FIGURE 1.

Syntaxin and SNAP-25 molecules interact in clusters on the plasma membrane. a, TIRF-PALM localization map showing single molecules of SNAP-25 and syntaxin (Syx-(1–288)) on the plasma membrane. The boxed area highlighted in the summed total internal reflection fluorescence microscopy image (left panels) is zoomed in the TIRF-PALM-rendered image (right panels), where molecular clustering is clearly visible. b, L-function is a commonly used transformation of Ripley's K function and transforms spatially random data into a straight line. Representative L-function plots are shown for syntaxin (right) and SNAP-25 (left).

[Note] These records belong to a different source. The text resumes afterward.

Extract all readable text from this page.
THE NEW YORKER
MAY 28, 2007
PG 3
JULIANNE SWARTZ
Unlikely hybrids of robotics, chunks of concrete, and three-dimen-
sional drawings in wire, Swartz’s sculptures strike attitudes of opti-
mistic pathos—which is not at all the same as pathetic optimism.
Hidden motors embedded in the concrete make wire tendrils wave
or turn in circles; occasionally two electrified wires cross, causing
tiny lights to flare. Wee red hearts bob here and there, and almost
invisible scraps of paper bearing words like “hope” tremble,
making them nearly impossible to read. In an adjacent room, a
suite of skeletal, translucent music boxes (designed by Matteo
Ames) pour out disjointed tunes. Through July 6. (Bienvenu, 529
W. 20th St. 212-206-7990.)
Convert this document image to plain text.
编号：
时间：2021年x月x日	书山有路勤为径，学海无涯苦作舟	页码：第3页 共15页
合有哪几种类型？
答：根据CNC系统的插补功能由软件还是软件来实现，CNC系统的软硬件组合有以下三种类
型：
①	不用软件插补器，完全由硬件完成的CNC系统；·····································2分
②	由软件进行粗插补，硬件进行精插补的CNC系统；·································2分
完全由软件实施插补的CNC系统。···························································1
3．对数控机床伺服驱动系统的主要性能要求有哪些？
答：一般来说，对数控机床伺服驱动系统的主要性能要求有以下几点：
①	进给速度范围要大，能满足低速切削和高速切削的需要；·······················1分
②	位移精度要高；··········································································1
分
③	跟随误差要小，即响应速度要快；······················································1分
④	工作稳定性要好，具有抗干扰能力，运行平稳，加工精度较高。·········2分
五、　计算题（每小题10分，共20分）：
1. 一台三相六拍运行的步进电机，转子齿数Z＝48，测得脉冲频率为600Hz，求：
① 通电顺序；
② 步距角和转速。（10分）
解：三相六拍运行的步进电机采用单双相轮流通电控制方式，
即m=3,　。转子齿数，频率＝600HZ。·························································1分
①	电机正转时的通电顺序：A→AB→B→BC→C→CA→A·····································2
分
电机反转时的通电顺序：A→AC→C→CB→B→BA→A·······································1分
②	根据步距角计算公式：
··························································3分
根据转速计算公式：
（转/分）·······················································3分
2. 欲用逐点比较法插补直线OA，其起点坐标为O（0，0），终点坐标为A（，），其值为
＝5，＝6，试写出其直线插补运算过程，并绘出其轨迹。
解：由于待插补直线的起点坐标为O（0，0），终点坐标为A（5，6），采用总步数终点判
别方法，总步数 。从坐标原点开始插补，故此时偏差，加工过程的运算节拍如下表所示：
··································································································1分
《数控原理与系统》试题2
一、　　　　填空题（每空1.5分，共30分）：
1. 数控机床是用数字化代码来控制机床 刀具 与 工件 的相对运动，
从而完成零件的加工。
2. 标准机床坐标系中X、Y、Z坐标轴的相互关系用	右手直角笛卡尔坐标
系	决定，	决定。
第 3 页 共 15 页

Each representative dataset, consisting of XY coordinates describing the precise localization of individual t-SNARE molecules, was repeatedly randomized, and the L-function was re-derived. Confidence envelopes showing the maximum and minimum L-function values from 1000 randomizations are shown (dashed line). This approach thus compares the L-function between experimental data and an identical number and density of random points. Values above the confidence envelopes indicate nonrandom spatial organization. c, TCSPC-FLIM analysis confirmed that a syntaxin fluorescent donor (cerulean-syntaxin) followed a single fluorescence decay (dark gray). In the presence of a proximal acceptor (EYFP-SNAP-25), this decay was described by a bi-exponential decay (light gray). The time constants of the bi-exponential functions correspond to a short FRET lifetime (green) and a longer fluorescence lifetime identical to the non-FRET control (blue). Both the FRET and non-FRET components are present in every region of the cell in varying proportions. d, TCSPC-FLIM of a cell containing cerulean-syntaxin alone (left panels) or in the presence of EYFP-SNAP-25 (right panels) showing intensity (gray scale) and lifetime on a color scale from 1250 to 2250 ps. The lifetime of syntaxin is shortened in the presence of SNAP-25 indicating an interaction. All scale bars are 5 μm unless otherwise stated.